Nearly 60 percent of people said the government should postpone plans to allow imports of US pork containing ractopamine due to possible changes in US foreign policy following the US presidential election, a survey released yesterday by the Chinese Nationalist Party (KMT) showed.
The survey asked: “If US President Donald Trump loses the election, some people argue that US foreign policy will be readjusted, and government officials will also be replaced, and that Taiwan should postpone allowing imports of pork treated with ractopamine on Jan. 11 next year. Do you agree or disagree with this view?”
Of the respondents, 57.5 percent agreed with the view, while 19.5 percent disagreed and 23 percent said they did not know, the KMT said.
Photo: CNA
Tsai on Aug. 28 announced that Taiwan would ease restrictions on imports of US pork containing traces of the animal feed additive, as well as beef from cattle aged 30 months or older. The policy is expected to take effect on Jan. 1.
The survey results showed that 48.2 percent of respondents who identified as pan-green camp supporters agreed that the government should postpone plans to allow the imports.
“The numbers show that the voice of the people has surpassed the blue-green divide,” the KMT said in a statement, urging President Tsai Ing-wen’s (蔡英文) administration to postpone the policy.
“We hope that President Tsai will listen to the voice of the people,” KMT Culture and Communications Committee director-general Alicia Wang (王育敏) told a news conference at the KMT headquarters in Taipei.
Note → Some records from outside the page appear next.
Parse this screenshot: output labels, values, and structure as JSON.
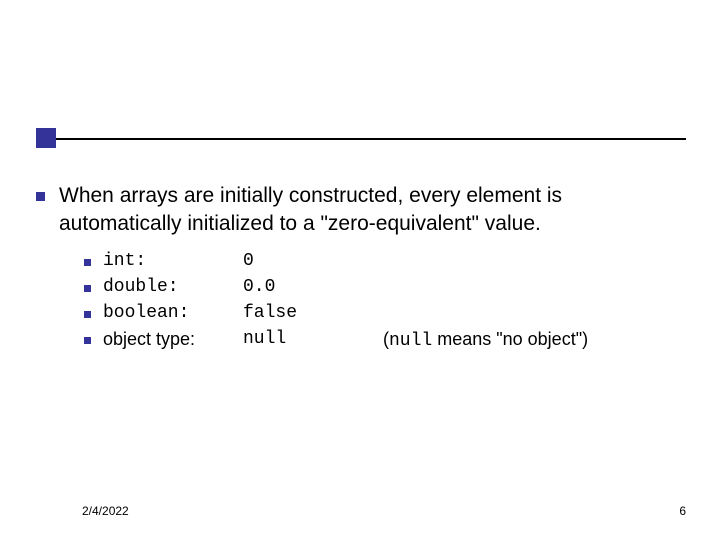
{
  "accent_color": "#333399",
  "main": {
    "text": "When arrays are initially constructed, every element is automatically initialized to a \"zero-equivalent\" value."
  },
  "rows": [
    {
      "type_label": "int:",
      "type_mono": true,
      "value": "0",
      "note_prefix": "",
      "note_mono": "",
      "note_suffix": ""
    },
    {
      "type_label": "double:",
      "type_mono": true,
      "value": "0.0",
      "note_prefix": "",
      "note_mono": "",
      "note_suffix": ""
    },
    {
      "type_label": "boolean:",
      "type_mono": true,
      "value": "false",
      "note_prefix": "",
      "note_mono": "",
      "note_suffix": ""
    },
    {
      "type_label": "object type:",
      "type_mono": false,
      "value": "null",
      "note_prefix": "(",
      "note_mono": "null",
      "note_suffix": " means \"no object\")"
    }
  ],
  "footer": {
    "date": "2/4/2022",
    "page": "6"
  }
}
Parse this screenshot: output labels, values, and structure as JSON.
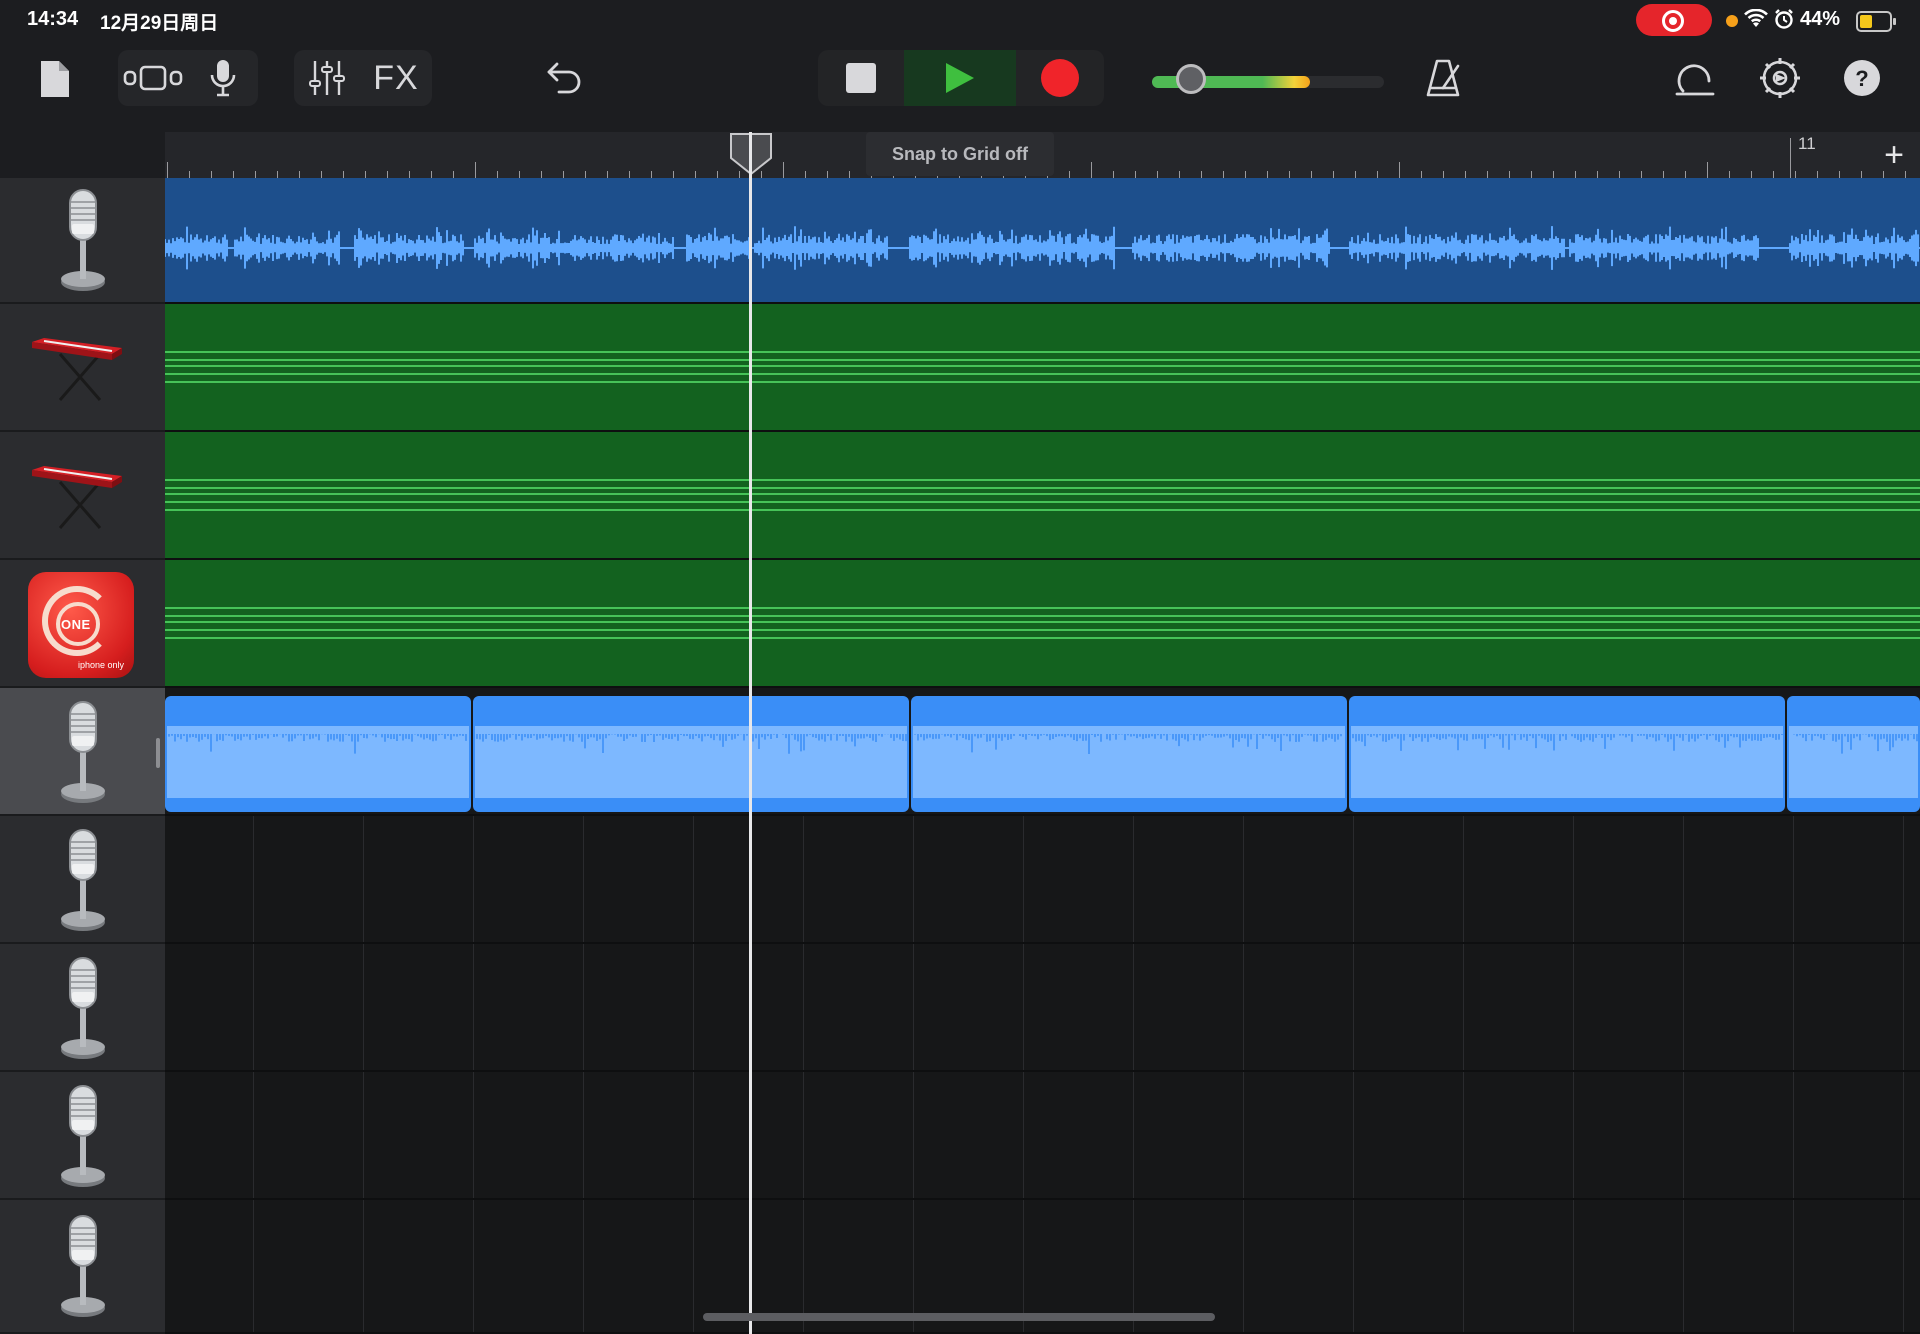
{
  "status_bar": {
    "time": "14:34",
    "date": "12月29日周日",
    "battery": "44%"
  },
  "toolbar": {
    "fx_label": "FX",
    "volume_level": 0.68
  },
  "ruler": {
    "snap_label": "Snap to Grid off",
    "bar_number": "11",
    "add_label": "+"
  },
  "tracks": [
    {
      "icon": "microphone-icon",
      "type": "audio",
      "region_color": "#1d4f8c"
    },
    {
      "icon": "keyboard-icon",
      "type": "midi",
      "region_color": "#13621f"
    },
    {
      "icon": "keyboard-icon",
      "type": "midi",
      "region_color": "#13621f"
    },
    {
      "icon": "one-app-icon",
      "type": "midi",
      "region_color": "#13621f",
      "app_label": "ONE",
      "app_sub": "iphone only"
    },
    {
      "icon": "microphone-icon",
      "type": "audio",
      "region_color": "#3a8ef7",
      "selected": true
    },
    {
      "icon": "microphone-icon",
      "type": "empty"
    },
    {
      "icon": "microphone-icon",
      "type": "empty"
    },
    {
      "icon": "microphone-icon",
      "type": "empty"
    },
    {
      "icon": "microphone-icon",
      "type": "empty"
    }
  ],
  "colors": {
    "play": "#3fbf3f",
    "record": "#f0242a",
    "accent_green": "#4fb954"
  }
}
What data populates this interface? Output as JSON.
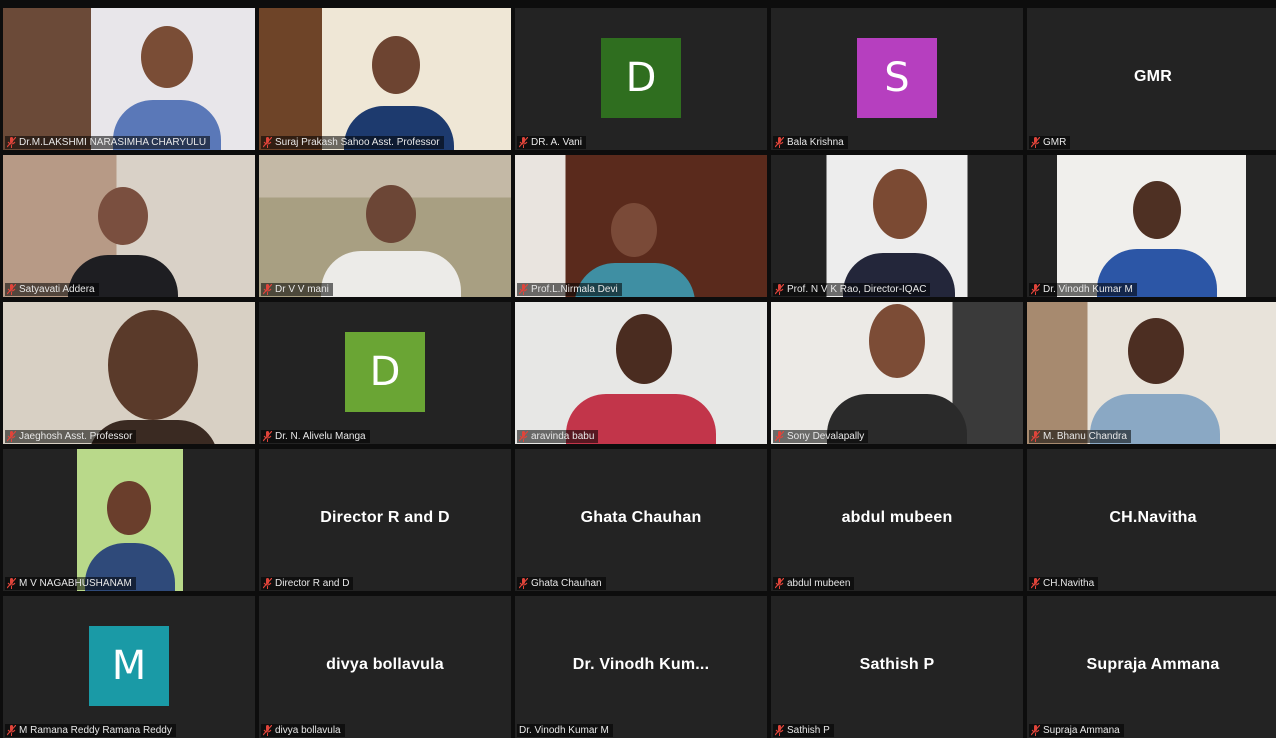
{
  "participants": [
    {
      "label": "Dr.M.LAKSHMI NARASIMHA CHARYULU",
      "kind": "video"
    },
    {
      "label": "Suraj Prakash Sahoo Asst. Professor",
      "kind": "video"
    },
    {
      "label": "DR. A. Vani",
      "kind": "avatar",
      "initial": "D",
      "color": "#2f6e1f"
    },
    {
      "label": "Bala Krishna",
      "kind": "avatar",
      "initial": "S",
      "color": "#b63fbf"
    },
    {
      "label": "GMR",
      "kind": "name",
      "display": "GMR"
    },
    {
      "label": "Satyavati Addera",
      "kind": "video"
    },
    {
      "label": "Dr V V mani",
      "kind": "video"
    },
    {
      "label": "Prof.L.Nirmala Devi",
      "kind": "video"
    },
    {
      "label": "Prof. N V K Rao, Director-IQAC",
      "kind": "video"
    },
    {
      "label": "Dr. Vinodh Kumar M",
      "kind": "video"
    },
    {
      "label": "Jaeghosh Asst. Professor",
      "kind": "video"
    },
    {
      "label": "Dr. N. Alivelu Manga",
      "kind": "avatar",
      "initial": "D",
      "color": "#6aa534"
    },
    {
      "label": "aravinda babu",
      "kind": "video"
    },
    {
      "label": "Sony Devalapally",
      "kind": "video"
    },
    {
      "label": "M. Bhanu Chandra",
      "kind": "video"
    },
    {
      "label": "M V NAGABHUSHANAM",
      "kind": "video"
    },
    {
      "label": "Director R and D",
      "kind": "name",
      "display": "Director R and D"
    },
    {
      "label": "Ghata Chauhan",
      "kind": "name",
      "display": "Ghata Chauhan"
    },
    {
      "label": "abdul mubeen",
      "kind": "name",
      "display": "abdul mubeen"
    },
    {
      "label": "CH.Navitha",
      "kind": "name",
      "display": "CH.Navitha"
    },
    {
      "label": "M Ramana Reddy Ramana Reddy",
      "kind": "avatar",
      "initial": "M",
      "color": "#1a9aa6"
    },
    {
      "label": "divya bollavula",
      "kind": "name",
      "display": "divya bollavula"
    },
    {
      "label": "Dr. Vinodh Kumar M",
      "kind": "name",
      "display": "Dr. Vinodh Kum...",
      "muted": false
    },
    {
      "label": "Sathish P",
      "kind": "name",
      "display": "Sathish P"
    },
    {
      "label": "Supraja Ammana",
      "kind": "name",
      "display": "Supraja Ammana"
    }
  ],
  "icons": {
    "muted": "mic-muted-icon"
  },
  "colors": {
    "background": "#0d0d0d",
    "tile": "#232323",
    "muted_icon": "#e0443a"
  }
}
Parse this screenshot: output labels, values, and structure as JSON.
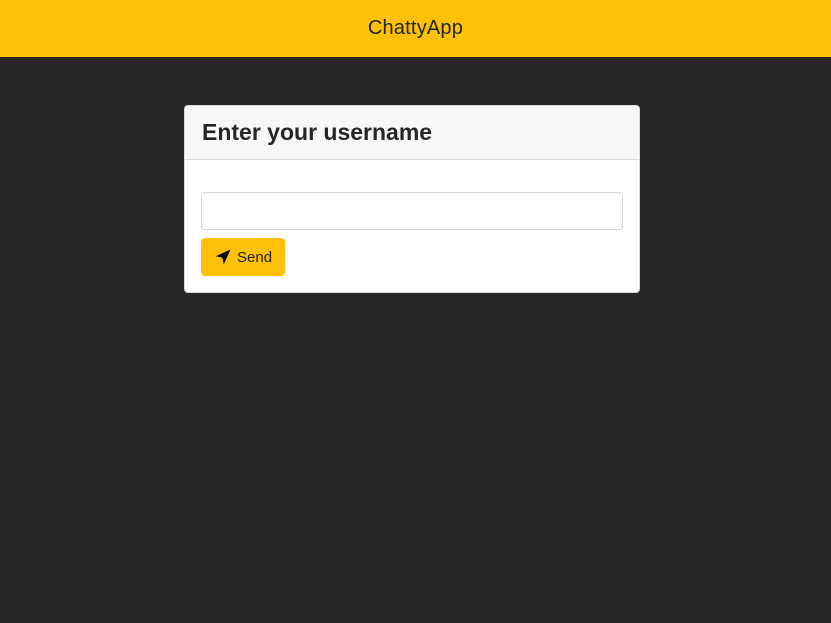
{
  "header": {
    "app_title": "ChattyApp"
  },
  "login_card": {
    "title": "Enter your username",
    "input": {
      "value": "",
      "placeholder": ""
    },
    "send_button": {
      "label": "Send",
      "icon": "paper-plane-icon"
    }
  },
  "colors": {
    "accent": "#ffc107",
    "background": "#262626",
    "card": "#ffffff",
    "card_header": "#f7f7f7"
  }
}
KMT Deputy Secretary-General Huang Kwei-bo (黃奎博) said it was “odd” that the DPP has called the KMT “anti-US” for its opposition to allowing imports of US pork containing ractopamine.
Huang asked whether maintaining exchanges with the US meant that Taiwan must agree with it on all matters.
The KMT does not accept the addition of ractopamine in pork, he said, adding that about 170 countries do not allow imports of meat treated with the drug.
According to the DPP’s logic, those countries are “anti-US,” he added.
The survey, conducted on Thursday and Friday last week, collected 916 valid samples through telephone interviews and had a margin of error of 3.2 percentage points, the KMT said.
DPP spokeswoman Yen Juo-fang (顏若芳) said that the survey was politically motivated.
The KMT’s poll was conducted before the end of the US presidential election, and before US president-elect Joe Biden accepted his victory on Sunday, she said.
The poll’s question was leading, and an attempt to sway public opinion, she added.